Lawson Balfour (1870-1966)
The Coming Storm 1923
oil on canvas
45 x 51.5 cm
Gift of Howard Hinton 1938
Born 1870, Melbourne. Died 1966, Woy Woy.
(James) Lawson Balfour's father and uncle were both artists who had their own studios. The young Balfour studied at Herkomer School, England, and exhibited with the Royal Society of British Artists and the New Watercolour Society in his 20s. He continued his training in Paris, spending one year with Cormon, and three at the Académie Julian. He spent a few years in New Zealand, then settled in Sydney, where he painted portraits of well-known citizens. He was a Fellow of the Royal Art Society and gave private lessons for many years, directing the Balfour Art School from 1922-24. He was commissioned by the Commonwealth Government to paint the portrait of Sir Joseph Banks.
Balfour's formal portraits tended towards a conventional tonal rendering but were distinguished by their sophisticated technique and knowledge of oil as a medium.
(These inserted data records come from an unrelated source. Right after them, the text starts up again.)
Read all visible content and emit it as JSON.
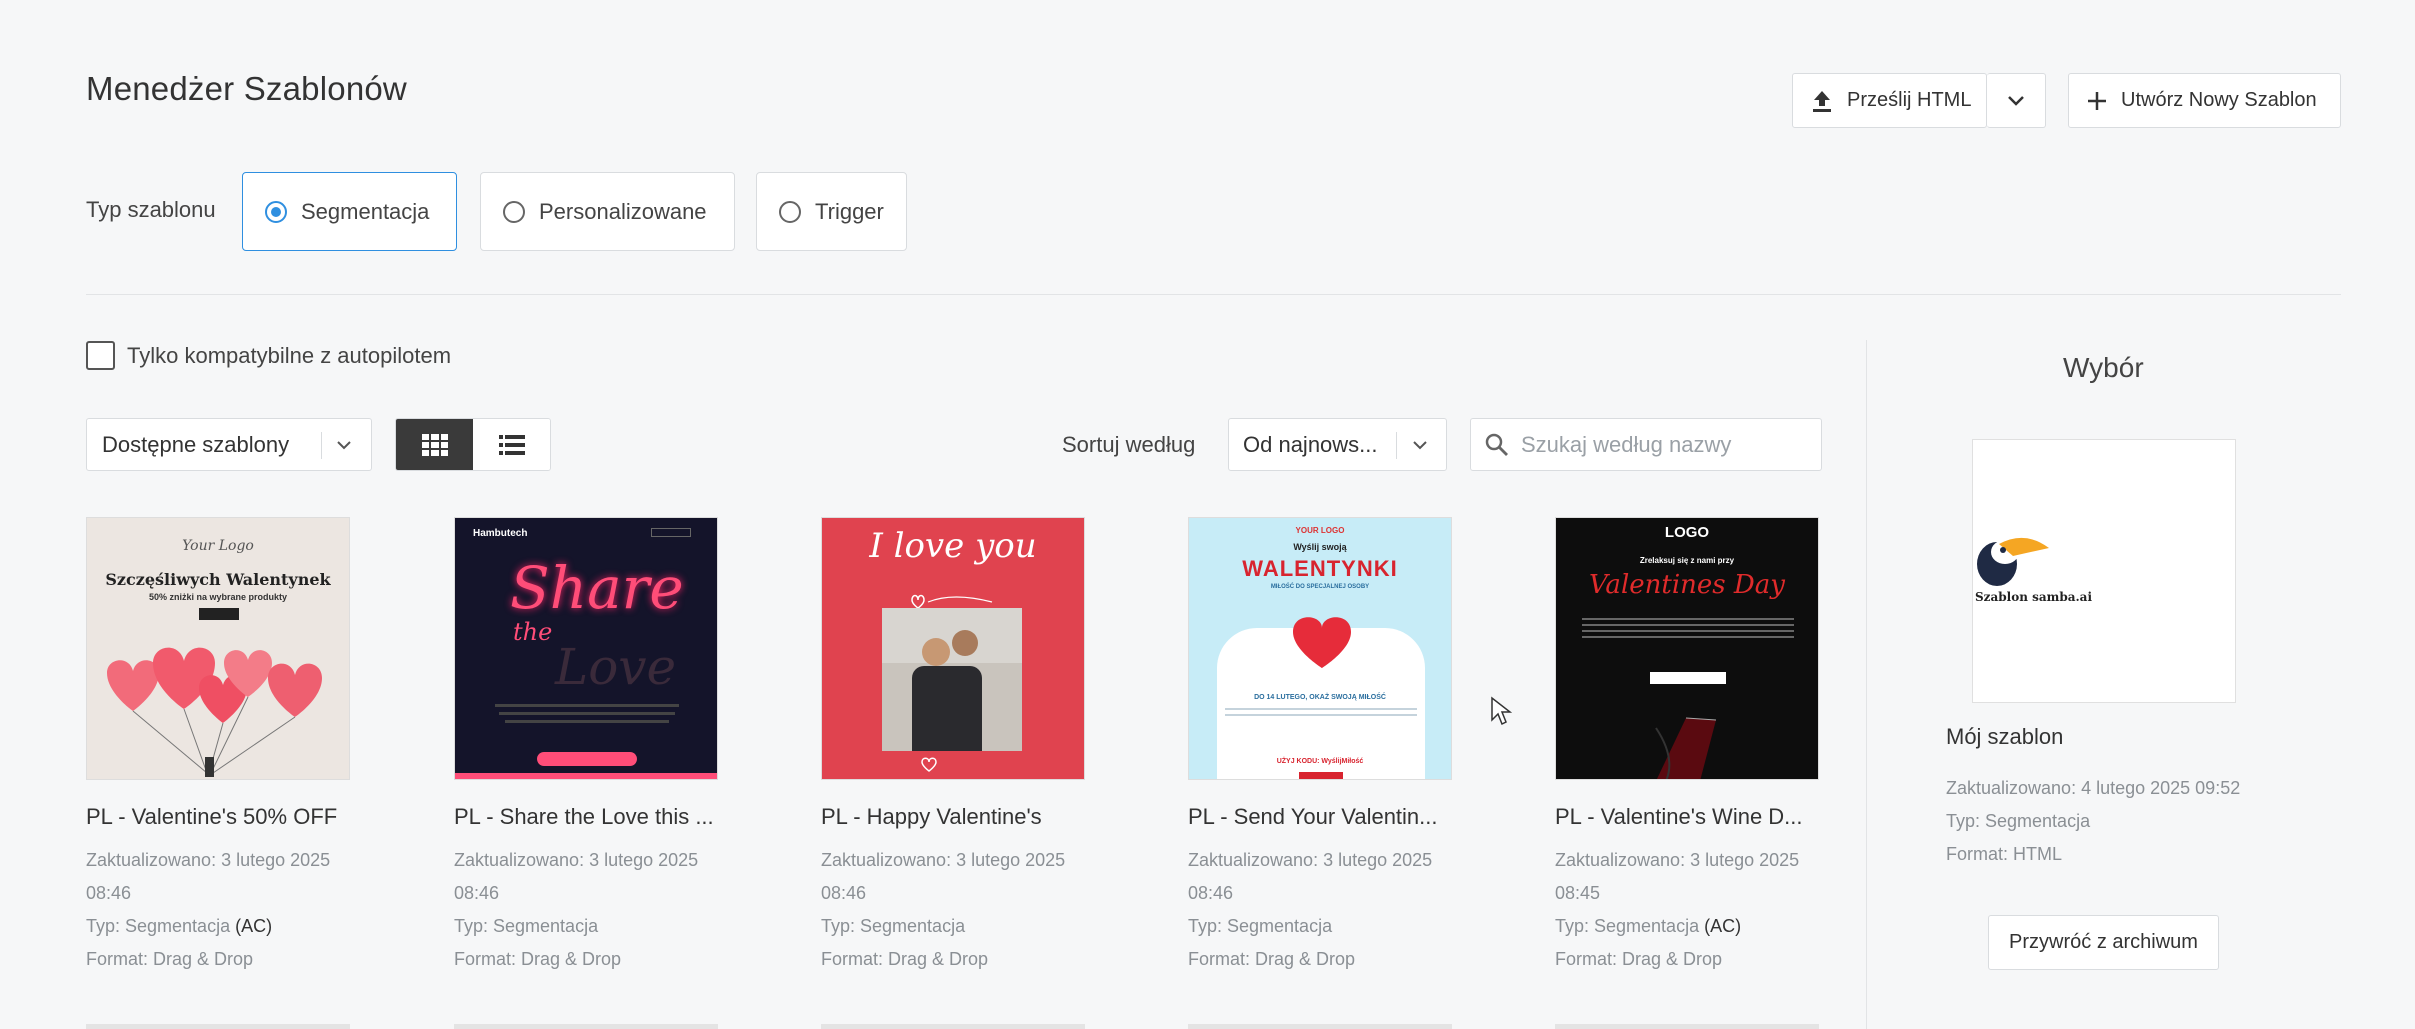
{
  "header": {
    "title": "Menedżer Szablonów",
    "upload_label": "Prześlij HTML",
    "create_label": "Utwórz Nowy Szablon"
  },
  "template_type": {
    "label": "Typ szablonu",
    "options": [
      "Segmentacja",
      "Personalizowane",
      "Trigger"
    ],
    "selected": "Segmentacja"
  },
  "filters": {
    "autopilot_label": "Tylko kompatybilne z autopilotem",
    "available_select": "Dostępne szablony",
    "sort_label": "Sortuj według",
    "sort_select": "Od najnows...",
    "search_placeholder": "Szukaj według nazwy"
  },
  "templates": [
    {
      "name": "PL - Valentine's 50% OFF",
      "updated_line1": "Zaktualizowano: 3 lutego 2025",
      "updated_line2": "08:46",
      "type_prefix": "Typ: Segmentacja",
      "type_suffix": "(AC)",
      "format": "Format: Drag & Drop",
      "thumb": {
        "t1": "Your Logo",
        "t2": "Szczęśliwych Walentynek",
        "t3": "50% zniżki na wybrane produkty"
      }
    },
    {
      "name": "PL - Share the Love this ...",
      "updated_line1": "Zaktualizowano: 3 lutego 2025",
      "updated_line2": "08:46",
      "type_prefix": "Typ: Segmentacja",
      "type_suffix": "",
      "format": "Format: Drag & Drop",
      "thumb": {
        "t1": "Hambutech",
        "t2": "Share",
        "t3": "the",
        "t4": "Love"
      }
    },
    {
      "name": "PL - Happy Valentine's",
      "updated_line1": "Zaktualizowano: 3 lutego 2025",
      "updated_line2": "08:46",
      "type_prefix": "Typ: Segmentacja",
      "type_suffix": "",
      "format": "Format: Drag & Drop",
      "thumb": {
        "t1": "I love you"
      }
    },
    {
      "name": "PL - Send Your Valentin...",
      "updated_line1": "Zaktualizowano: 3 lutego 2025",
      "updated_line2": "08:46",
      "type_prefix": "Typ: Segmentacja",
      "type_suffix": "",
      "format": "Format: Drag & Drop",
      "thumb": {
        "t1": "YOUR LOGO",
        "t2": "Wyślij swoją",
        "t3": "WALENTYNKI",
        "t4": "MIŁOŚĆ DO SPECJALNEJ OSOBY",
        "t5": "DO 14 LUTEGO, OKAŻ SWOJĄ MIŁOŚĆ",
        "t6": "UŻYJ KODU: WyślijMiłość"
      }
    },
    {
      "name": "PL - Valentine's Wine D...",
      "updated_line1": "Zaktualizowano: 3 lutego 2025",
      "updated_line2": "08:45",
      "type_prefix": "Typ: Segmentacja",
      "type_suffix": "(AC)",
      "format": "Format: Drag & Drop",
      "thumb": {
        "t1": "LOGO",
        "t2": "Zrelaksuj się z nami przy",
        "t3": "Valentines Day"
      }
    }
  ],
  "selection": {
    "title": "Wybór",
    "thumb_text": "Szablon samba.ai",
    "name": "Mój szablon",
    "updated": "Zaktualizowano: 4 lutego 2025 09:52",
    "type": "Typ: Segmentacja",
    "format": "Format: HTML",
    "restore_label": "Przywróć z archiwum"
  }
}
His portrait of fellow artist William Lister Lister was entered in the Archibald Prize in 1923, the year in which three of Balfour's portraits made the finalists list, and the year he undertook this work, The Coming Storm.
He made many sketches of Sydney's Northern beaches where he lived from 1912. In this sketchy beach scene the ominous sky dominates two thirds of the picture. Balfour has used hasty brushstrokes to realise indistinct figures on the shore and rocks. The parasol near the centre is a reminder of the sunlight in which these figures would have been basking only moments before. Whilst those in the distance appear to be hoping for a few more minutes of enjoyment, the people in the foreground are packing up to escape the coming storm. No one is in the water.